Tamahori broke out internationally with Once Were Warriors (1994), which debuted at Cannes and offered an unflinching look at gangs, sex and domestic violence.
The success of that brought him to Hollywood for such films as the survival drama The Edge (1997), written by David Mamet and starring Anthony Hopkins and Alec Baldwin; the Pierce Brosnan and Halle Berry James Bond pic Die Another Day (2002); the political thriller xXx: State of the Union (2005); and the Nicolas Cage starring sci-fi thriller Next (2007).

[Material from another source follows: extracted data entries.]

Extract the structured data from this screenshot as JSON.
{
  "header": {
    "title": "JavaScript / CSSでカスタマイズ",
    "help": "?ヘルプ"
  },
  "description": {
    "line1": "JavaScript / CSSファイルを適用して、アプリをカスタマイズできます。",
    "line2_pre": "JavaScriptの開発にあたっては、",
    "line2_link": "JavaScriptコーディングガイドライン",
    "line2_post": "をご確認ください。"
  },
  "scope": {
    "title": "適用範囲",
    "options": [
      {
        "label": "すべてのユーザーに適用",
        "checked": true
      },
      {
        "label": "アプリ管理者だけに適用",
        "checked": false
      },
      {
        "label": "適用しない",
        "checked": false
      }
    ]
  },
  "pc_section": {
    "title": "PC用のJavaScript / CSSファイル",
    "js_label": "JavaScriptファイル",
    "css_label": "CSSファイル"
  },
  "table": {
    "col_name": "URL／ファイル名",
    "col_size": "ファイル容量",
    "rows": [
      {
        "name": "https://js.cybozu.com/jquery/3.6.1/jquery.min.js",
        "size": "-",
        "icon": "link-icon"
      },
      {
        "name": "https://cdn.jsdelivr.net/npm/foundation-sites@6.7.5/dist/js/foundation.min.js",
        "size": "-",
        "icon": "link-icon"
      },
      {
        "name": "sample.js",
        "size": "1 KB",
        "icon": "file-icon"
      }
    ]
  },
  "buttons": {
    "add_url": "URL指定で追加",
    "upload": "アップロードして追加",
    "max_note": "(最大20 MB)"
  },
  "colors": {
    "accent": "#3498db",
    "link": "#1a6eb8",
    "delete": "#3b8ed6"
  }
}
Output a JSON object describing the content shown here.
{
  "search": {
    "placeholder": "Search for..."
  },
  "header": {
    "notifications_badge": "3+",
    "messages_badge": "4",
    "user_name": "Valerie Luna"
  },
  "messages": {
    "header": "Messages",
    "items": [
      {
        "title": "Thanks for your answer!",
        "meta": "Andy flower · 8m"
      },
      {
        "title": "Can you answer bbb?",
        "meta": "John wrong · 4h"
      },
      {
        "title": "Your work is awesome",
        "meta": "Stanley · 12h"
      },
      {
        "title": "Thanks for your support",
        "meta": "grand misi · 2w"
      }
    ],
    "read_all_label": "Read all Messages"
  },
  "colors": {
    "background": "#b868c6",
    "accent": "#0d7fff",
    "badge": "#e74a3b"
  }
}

Born in Wellington in 1950, Tamahori started out as a commercial artist and photographer, then operated a boom in the late 1970s. He next became an assistant director and guided commercials and TV series during the 1980s with his production banner, Flying Fish, then directed a short film, Thunderbox (1989).
In a 2022 interview on the Paramount lot, Tamahori revealed that he first got interested in movies in New Zealand by skipping school to go to the local cinema, with action movies and American westerns his preference. “That’s what I did in my youth, sneaked into every movie I wasn’t allowed to see, and that’s how I became a filmmaker,” he recalled.
His other film credits included Mulholland Falls (1996), Along Came a Spider (2001) and The Devil’s Double (2011), plus episodes of The Sopranos and Billions.
He returned to his Maori roots with The Patriarch (2016) and then The Convert (2023), a 19th century-set historical drama starring Guy Pearce as an English minister who travels to New Zealand to preach at a British settlement, only to get caught up in the violence between warring Maori tribes.
“A charismatic leader and fierce creative spirit, Lee championed Maori talent both on- and offscreen,” his family noted.
Survivors include his wife, Justine, and his children, Sam, Max, Meka and Tané.